Es sind 7.899 Flugmeilen hin und auch genauso viele zurück. Ian Dublin reist zu jedem Rennen aus Malaysia an. Der Trip von Kuala Lumpur über Dubai nach Frankfurt dauert 18 Stunden, aber die Anstrengung ist es dem 17-Jährigen wert, um in der IDM Supersport 600 fahren zu können. „Er braucht Erfahrungen auf dem Motorrad. Wir haben uns für die IDM entschieden, weil die Strecken sicher sind. Wir hatten auch über die BSB nachgedacht, aber das erschien uns doch etwas zu riskant“, sagt sein Vater. Dublin kennt die IDM-Rennstrecken bereits. Im vergangenen Jahr war er im Yamaha R6-Dunlop-Cup eingeschrieben. Seine bislang unorthodoxe Fahrweise war dem Erfolg nicht immer förderlich, aber der Junior blieb am Ball. Sein Traumziel: die Supersport 600-WM. Auf seine Karriere kann er sich voll und ganz konzentrieren.
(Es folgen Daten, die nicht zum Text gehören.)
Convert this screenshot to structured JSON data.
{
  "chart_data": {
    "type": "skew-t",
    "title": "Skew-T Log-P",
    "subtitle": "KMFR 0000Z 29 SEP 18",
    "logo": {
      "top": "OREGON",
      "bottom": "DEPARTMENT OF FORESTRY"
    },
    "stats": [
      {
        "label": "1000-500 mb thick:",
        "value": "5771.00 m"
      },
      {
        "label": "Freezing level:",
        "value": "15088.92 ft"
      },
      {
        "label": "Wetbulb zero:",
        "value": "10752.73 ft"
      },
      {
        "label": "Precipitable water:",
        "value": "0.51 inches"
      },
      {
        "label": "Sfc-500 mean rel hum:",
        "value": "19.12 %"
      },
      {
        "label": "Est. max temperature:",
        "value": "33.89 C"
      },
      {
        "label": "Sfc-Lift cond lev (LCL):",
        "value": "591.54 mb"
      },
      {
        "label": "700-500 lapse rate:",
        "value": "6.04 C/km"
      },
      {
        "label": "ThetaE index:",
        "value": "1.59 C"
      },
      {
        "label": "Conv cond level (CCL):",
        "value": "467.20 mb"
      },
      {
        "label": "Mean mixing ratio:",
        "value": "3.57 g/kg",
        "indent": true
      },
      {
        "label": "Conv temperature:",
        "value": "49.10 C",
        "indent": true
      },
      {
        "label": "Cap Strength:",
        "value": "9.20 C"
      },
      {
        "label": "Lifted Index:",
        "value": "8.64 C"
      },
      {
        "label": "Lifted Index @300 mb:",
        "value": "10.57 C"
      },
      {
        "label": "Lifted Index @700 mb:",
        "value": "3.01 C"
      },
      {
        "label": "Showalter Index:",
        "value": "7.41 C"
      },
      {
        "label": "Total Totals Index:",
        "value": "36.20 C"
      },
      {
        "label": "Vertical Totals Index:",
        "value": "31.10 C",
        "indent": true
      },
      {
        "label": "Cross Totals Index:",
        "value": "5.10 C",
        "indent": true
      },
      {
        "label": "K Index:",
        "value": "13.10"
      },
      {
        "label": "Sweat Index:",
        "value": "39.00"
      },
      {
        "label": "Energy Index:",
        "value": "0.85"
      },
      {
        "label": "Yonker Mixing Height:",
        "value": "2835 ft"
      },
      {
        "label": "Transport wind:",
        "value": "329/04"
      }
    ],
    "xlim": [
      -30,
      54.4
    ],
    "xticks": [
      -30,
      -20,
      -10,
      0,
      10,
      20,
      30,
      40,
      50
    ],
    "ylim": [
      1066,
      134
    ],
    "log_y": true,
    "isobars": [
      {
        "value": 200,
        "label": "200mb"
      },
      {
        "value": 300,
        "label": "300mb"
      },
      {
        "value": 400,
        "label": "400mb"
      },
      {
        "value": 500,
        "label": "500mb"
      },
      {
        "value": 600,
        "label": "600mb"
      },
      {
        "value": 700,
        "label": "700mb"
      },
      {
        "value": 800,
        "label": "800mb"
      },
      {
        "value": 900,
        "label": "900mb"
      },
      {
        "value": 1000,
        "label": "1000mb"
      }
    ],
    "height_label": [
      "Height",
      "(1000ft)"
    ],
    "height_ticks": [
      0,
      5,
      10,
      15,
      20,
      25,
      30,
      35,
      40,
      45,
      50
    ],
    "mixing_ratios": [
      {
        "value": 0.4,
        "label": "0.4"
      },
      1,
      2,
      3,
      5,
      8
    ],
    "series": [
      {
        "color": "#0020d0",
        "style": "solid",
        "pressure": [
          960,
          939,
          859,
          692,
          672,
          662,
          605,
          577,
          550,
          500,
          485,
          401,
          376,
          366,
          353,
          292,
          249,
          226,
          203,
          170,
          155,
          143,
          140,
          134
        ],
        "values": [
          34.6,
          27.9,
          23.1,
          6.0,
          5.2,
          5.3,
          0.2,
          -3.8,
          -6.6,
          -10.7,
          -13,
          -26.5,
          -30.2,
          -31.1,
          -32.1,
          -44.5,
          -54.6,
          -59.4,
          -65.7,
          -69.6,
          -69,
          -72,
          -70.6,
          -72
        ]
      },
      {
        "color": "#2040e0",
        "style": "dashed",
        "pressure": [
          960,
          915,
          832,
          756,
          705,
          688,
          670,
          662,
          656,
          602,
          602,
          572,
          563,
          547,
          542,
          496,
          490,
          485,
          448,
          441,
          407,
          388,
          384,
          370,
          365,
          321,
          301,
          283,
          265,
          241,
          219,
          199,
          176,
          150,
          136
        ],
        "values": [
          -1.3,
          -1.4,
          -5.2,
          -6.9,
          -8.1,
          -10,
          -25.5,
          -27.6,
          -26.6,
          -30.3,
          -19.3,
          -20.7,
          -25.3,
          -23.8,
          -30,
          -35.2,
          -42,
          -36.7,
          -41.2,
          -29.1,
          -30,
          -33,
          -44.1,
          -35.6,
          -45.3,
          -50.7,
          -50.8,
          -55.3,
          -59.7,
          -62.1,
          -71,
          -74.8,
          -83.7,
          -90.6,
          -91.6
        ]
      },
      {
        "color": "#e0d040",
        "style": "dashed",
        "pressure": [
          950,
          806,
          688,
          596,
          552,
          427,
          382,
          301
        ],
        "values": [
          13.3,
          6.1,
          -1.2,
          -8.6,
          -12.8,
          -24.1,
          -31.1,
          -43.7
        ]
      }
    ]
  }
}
Dublin hat die Hochschule abgeschlossen und widmet sich als Profi voll dem Training und Rennfahren. In Malaysia fährt er im Rahmen der Superbike-Meisterschaft ebenfalls auf Yamaha in der 600er-Klasse. Statt wie in Deutschland mit der „29“ fährt er zu Hause genau umgekehrt mit der Startnummer „92“. Gemeinsam mit den insgesamt sechs IDM-Veranstaltungen wird Dublin am Ende des Jahres 22 Rennen bestritten haben.